If a body is found dead or unconscious, or a person is for any reason unable to express themselves clearly, then being able to identify which of the two sex categories they fit into is helpful. If a young child is missing or a dead body is discovered, we cannot know their gender. But we can ascertain their sex and that categorisation would help as part of any investigation or search. We can say, ‘We have discovered a dead man’ or ‘We have found a lost little girl’.
Given the list of scenarios above, which is probably not exhaustive, it seems clear that we need specific words to name the two biological sex categories, separate to any definition of gender identity or the feelings of an individual. What should those words be?
Traditionally, the words for these two sex categories (referring to biological sex not gender) are man and woman, male and female. These words are used and understood the world over. If the definition of those words changes, we will have to find new words to cover the examples above.
Cisman and ciswoman, whilst meaningful in some contexts, won’t work. The addition of cis relates to how people feel about their sex, their gender, their identity and potentially how they express that. Not everyone has a feeling about their gender and some people would be uncertain about defining themselves in that way. These people still need a clear, specific word to describe their biological sex.

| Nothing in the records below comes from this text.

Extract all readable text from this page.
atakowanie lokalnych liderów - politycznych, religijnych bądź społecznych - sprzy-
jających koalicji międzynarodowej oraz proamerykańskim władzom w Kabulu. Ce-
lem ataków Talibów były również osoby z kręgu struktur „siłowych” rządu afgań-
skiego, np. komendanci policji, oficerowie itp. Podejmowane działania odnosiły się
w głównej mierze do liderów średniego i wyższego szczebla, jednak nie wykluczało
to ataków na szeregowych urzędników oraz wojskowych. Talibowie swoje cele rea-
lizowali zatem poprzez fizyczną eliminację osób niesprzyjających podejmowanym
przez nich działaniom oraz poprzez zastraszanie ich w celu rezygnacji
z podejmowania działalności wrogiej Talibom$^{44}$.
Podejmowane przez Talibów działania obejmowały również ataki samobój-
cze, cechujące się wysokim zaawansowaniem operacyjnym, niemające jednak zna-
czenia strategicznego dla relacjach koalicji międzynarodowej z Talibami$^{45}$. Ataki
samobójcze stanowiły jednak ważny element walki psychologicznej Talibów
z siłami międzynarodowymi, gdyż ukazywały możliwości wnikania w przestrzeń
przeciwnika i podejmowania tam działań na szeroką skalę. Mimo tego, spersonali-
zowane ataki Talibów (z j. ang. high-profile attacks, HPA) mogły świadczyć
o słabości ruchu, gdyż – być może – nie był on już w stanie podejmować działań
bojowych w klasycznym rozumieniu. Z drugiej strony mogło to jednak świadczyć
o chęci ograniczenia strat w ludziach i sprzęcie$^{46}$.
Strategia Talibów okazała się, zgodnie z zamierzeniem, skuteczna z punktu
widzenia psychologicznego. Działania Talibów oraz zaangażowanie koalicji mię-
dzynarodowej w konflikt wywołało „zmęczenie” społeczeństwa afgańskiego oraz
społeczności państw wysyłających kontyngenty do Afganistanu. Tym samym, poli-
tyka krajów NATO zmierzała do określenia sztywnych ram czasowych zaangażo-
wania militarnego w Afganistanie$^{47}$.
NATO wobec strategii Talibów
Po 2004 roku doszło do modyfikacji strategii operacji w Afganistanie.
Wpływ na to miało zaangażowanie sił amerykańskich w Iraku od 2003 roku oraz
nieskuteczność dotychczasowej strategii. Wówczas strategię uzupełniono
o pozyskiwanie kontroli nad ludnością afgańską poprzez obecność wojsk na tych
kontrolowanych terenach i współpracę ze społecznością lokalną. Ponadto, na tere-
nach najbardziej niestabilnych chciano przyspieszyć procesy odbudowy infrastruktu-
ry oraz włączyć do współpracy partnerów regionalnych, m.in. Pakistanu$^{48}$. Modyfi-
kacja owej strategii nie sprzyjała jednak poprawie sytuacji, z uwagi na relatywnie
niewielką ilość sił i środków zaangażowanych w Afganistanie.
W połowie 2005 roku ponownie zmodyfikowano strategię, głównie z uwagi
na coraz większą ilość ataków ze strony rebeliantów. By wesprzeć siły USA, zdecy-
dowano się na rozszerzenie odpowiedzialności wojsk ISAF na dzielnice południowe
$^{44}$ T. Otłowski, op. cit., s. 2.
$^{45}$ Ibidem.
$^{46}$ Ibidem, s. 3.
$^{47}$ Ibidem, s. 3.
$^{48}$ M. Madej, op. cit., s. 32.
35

Similarly, DNA tests, foetuses, babies, young children and dead bodies can’t clarify feelings on gender. A test during pregnancy can’t say, ‘The baby is a cisboy’. The police can’t say, ‘The dead body is a cisfemale’. We can’t know whether they identify as trans or cis or neither, but we still need a word for the biological sex of the baby or the dead body.
Ancestry websites cannot say how the person they have matched as your genetic mother or grandmother identifies or identified. But they know her biology. They know she is female. And paternity tests will identify the father, who will be male (even if they identify as trans).
We need words to describe this reality. We need words for biological sex and words for gender identity and then we need clarity over how they are defined and used socially and legally. Using the same words can’t work. If the words man and woman, male and female, don’t mean biological sex we will have no choice but to go down a tortuous path of finding and agreeing new words for the two essential sex categories. Otherwise how can we express ourselves in the examples above?
Does it make sense to do find new words and what would they be?
Could that realistically work?
Should we keep the definition of man and woman as relating to biological sex and expand our vocabulary so we have fabulous new words for gender identity for those that wish to use them?